Это все еще я.
Это все еще ты.
Мы все еще здесь, вместе.
Ничего не изменилось.
Но теперь, похоже, мы перешли в третью, последнюю стадию. Лежали спиной друг к другу, не касаясь друг друга, словно между нами выросла стена, которую никто из нас не мог сломать.
Словно мы спали на отдельных кроватях.
Словно мы спали поодиночке.
— Ты когда-нибудь чувствовал, что слишком стар, чтобы начать сначала? — проговорила в темноте Сид, не поворачиваясь ко мне, таким тихим голосом, словно говорила сама с собой. Я услышал, как она вздохнула. — Снова пройти через все это — встретить кого-то, и посмотреть, получается ли у вас, и подумать, достаточно ли того, что ты чувствуешь, чтобы жить вместе со всем багажом, имеющимся у обоих? Ты когда-нибудь ощущал что-то подобное, Гарри?
Я поднял голову. Я хотел обнять ее. Или хотя бы слегка дотронуться до нее, чтобы послать старое сообщение. «Это все еще я». Но между нами была эта треклятая стена, и я не мог ее преодолеть.
— Сид, — сказал я. — Мы расстаемся?
— Иногда я это чувствую, — продолжала она, отвечая на свой вопрос, но не на мой. — Что я очень старая и усталая, чтобы пытаться начать сначала.
Я почувствовал, что она подтянула ноги к животу и обхватила их. Мне снова захотелось прижаться к ней, но я не мог.
— А иногда я чувствую, что слишком молода, чтобы довольствоваться тем, что у нас есть, — проговорила она.
Потом засмеялась.
— Вот проблема века, — сказала она, американка, любящая старые английские афоризмы.
И замолчала.
Наверное, я ненадолго уснул, потому что видел во сне родителей. Они сидели в гостиной дома, где я вырос, и казались такими настоящими, такими удивительно обычными. Словно все так, как и должно быть. Но когда я вздрогнул и проснулся, было еще темно, и в окно спальни не пробивалось ни лучика утреннего света. И моих родителей давным-давно не было в этом мире.

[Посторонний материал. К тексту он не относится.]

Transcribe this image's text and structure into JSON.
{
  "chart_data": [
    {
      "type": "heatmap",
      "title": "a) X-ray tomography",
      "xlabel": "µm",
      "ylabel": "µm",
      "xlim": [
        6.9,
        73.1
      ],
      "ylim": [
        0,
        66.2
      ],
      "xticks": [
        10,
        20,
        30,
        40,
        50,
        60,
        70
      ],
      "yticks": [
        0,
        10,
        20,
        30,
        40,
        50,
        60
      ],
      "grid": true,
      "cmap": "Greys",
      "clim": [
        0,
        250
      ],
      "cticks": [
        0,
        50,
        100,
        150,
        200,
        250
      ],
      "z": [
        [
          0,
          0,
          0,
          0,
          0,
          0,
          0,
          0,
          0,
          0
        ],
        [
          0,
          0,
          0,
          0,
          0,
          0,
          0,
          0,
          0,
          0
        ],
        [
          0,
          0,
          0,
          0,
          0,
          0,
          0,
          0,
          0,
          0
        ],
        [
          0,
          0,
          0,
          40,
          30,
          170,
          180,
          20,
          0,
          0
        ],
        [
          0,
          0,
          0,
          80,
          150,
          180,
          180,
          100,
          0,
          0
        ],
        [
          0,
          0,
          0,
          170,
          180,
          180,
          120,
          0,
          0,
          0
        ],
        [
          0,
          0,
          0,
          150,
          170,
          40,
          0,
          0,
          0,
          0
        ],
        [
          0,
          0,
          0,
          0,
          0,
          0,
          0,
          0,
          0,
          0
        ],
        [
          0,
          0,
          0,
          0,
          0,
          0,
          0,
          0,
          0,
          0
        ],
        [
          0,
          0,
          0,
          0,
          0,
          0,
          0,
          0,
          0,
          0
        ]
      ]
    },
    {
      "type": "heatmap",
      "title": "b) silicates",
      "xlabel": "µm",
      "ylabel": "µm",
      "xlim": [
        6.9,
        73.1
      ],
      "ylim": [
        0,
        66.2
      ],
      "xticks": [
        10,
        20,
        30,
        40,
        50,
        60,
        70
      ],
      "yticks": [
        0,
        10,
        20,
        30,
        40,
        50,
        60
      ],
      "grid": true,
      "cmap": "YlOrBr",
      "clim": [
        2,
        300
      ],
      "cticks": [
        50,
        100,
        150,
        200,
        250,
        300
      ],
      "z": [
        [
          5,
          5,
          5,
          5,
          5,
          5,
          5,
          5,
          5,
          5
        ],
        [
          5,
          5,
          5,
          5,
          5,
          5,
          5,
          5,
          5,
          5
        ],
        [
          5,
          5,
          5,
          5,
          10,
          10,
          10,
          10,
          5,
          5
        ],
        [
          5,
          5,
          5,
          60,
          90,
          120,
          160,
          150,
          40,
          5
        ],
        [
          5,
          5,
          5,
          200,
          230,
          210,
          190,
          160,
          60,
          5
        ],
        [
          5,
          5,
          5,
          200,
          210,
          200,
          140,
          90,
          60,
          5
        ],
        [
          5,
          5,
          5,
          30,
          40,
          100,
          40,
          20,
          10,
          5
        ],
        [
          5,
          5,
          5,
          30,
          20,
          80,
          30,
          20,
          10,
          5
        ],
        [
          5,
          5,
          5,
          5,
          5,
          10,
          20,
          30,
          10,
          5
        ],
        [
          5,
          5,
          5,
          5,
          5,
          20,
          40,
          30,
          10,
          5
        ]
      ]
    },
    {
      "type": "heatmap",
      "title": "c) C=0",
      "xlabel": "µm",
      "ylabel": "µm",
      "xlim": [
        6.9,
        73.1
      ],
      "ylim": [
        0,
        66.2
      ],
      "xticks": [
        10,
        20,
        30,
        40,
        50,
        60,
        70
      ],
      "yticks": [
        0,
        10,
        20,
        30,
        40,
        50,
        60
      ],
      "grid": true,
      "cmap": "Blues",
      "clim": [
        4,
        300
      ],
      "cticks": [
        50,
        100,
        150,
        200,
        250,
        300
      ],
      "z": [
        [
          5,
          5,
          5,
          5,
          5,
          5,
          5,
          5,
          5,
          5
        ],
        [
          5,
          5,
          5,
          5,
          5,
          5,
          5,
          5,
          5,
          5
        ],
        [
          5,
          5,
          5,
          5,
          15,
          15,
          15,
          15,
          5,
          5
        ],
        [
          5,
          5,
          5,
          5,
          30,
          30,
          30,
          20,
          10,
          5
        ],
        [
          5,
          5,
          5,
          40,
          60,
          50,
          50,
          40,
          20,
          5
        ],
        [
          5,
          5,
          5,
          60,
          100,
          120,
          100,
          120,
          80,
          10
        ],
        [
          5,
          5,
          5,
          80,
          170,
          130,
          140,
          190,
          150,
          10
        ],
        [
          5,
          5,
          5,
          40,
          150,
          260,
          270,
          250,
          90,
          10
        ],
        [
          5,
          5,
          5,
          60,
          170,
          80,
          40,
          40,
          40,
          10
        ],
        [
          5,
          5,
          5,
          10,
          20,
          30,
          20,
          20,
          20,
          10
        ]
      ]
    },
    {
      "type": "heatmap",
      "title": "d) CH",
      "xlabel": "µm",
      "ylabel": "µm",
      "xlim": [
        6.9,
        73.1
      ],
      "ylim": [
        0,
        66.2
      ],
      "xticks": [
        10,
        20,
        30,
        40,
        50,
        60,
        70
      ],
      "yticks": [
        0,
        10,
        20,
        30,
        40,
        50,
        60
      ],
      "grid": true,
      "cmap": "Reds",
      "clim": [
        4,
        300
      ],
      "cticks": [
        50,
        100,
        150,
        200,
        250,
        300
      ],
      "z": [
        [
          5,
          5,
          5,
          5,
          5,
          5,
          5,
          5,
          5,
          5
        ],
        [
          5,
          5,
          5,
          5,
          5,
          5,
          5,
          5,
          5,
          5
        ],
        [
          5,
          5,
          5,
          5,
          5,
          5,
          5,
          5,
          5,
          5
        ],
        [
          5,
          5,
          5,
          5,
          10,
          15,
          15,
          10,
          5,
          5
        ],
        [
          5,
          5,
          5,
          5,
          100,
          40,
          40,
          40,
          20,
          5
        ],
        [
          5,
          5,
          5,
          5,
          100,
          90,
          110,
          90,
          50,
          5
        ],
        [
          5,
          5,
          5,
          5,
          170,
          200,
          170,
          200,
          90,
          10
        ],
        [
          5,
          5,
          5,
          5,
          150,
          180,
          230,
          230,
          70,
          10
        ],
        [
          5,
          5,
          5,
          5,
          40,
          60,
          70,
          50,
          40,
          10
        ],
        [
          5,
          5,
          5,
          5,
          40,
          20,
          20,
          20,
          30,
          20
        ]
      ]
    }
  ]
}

И когда я лежал, мне казалось, что я слышу сонное дыхание наших детей. Всех троих. Мальчика. Двух девочек. Все спали в своих комнатах, посапывая во сне, и их дыхание касалось меня, словно ленты застывшего воздуха.
Я знал, что это единственное, что удерживает наш дом от распада.
Машина остановилась возле круглосуточного супермаркета.
— Можно мне шампанского? — спросила Пегги, сидящая на заднем сиденье. — Только один бокал? Обещаю, что не стану буйствовать. И алкоголиком тоже не стану.
Мать обернулась к ней с пассажирского сиденья.
— Один бокал, — сказала она. — И сразу в постель.
Пегги захлопала в ладоши. Мы ездили смотреть школьную постановку «Парней и кукол». Пегги затмила всех в роли Джин Симмонс — застегнутой на все пуговицы фанатички проповедницы, которая меняется, влюбившись в харизматичного плохого парня.